Bei Renault braucht man eher nicht nachzufragen, der Hersteller hat die meisten Ersatzteile für den R4 nicht mehr verfügbar. Dafür gibt es Spezialhändler. Bei ihnen ist sogar das Chassis als komplettes Ersatzteil zu haben. Wenn das Grundgerüst eines R4 durchgerostet ist, kann man das Auto neu aufbauen.

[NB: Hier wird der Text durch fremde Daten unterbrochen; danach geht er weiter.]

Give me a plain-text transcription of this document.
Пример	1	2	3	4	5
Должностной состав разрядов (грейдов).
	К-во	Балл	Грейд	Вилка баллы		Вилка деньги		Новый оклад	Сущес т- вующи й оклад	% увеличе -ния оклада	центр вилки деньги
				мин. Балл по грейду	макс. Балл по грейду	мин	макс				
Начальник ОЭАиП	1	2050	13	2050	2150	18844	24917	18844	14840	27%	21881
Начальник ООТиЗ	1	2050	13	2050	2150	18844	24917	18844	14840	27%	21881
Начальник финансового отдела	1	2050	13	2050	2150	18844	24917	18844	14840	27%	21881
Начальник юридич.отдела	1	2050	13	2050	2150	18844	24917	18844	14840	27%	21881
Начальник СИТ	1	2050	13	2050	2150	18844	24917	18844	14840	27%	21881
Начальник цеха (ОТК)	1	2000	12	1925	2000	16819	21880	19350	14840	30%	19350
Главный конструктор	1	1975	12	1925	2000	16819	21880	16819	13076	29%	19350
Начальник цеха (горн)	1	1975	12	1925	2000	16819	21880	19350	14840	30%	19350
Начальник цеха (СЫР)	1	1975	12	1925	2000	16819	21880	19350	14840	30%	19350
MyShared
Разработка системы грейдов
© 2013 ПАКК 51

Ersatzteilpreise (beispielhaft)

  • Kotflügel vorne neu: circa 30 Euro

  • Satz Bremsbeläge vorne: circa 50 Euro

  • Satz Reifen: circa 150 Euro

  • Chassis neu: circa 2000 Euro

Schwachstellen

Rost setzt vielen Renault 4 arg zu. Vor allem Motorträger, Hinterachsaufnahmen, Schwellerenden sowie die Anschraubkanten der Kotflügel sind anfällig. Auch das Bodenblech gammelt mitunter weg. Im Winter kämpft man gegen beschlagene Scheiben, weil aus der Heizung bloß ein laues Lüftchen weht. Praktisch alle R4 werden im Alter undicht, Feuchtigkeit dringt ein. Praktisch also, dass der Boden nicht mit Teppich, sondern mit Gummimatten ausgelegt ist. "Trotzdem kommt man meist nicht drum herum, einige Ablauflöcher in den Unterboden zu bohren", sagt Experte Wolfgang Ludwig. Die Technik gilt als robust. Mit normaler Pflege sind die Motoren für eine Viertelmillion Kilometer gut.

Preis

Die Zeiten sind vorbei, als man einen fahrbereiten Renault 4 noch für ein paar Hundert Euro bekam. 3000 Euro muss man heute schon für ein Exemplar in gebrauchtem Zustand hinlegen. Ein schöner und gepflegter Wagen kann das Doppelte kosten. Ältere Baujahre oder rostfreie, ungeschweißte R4 - vielleicht sogar noch aus Frankreich, kratzen an der 10.000-Euro-Marke.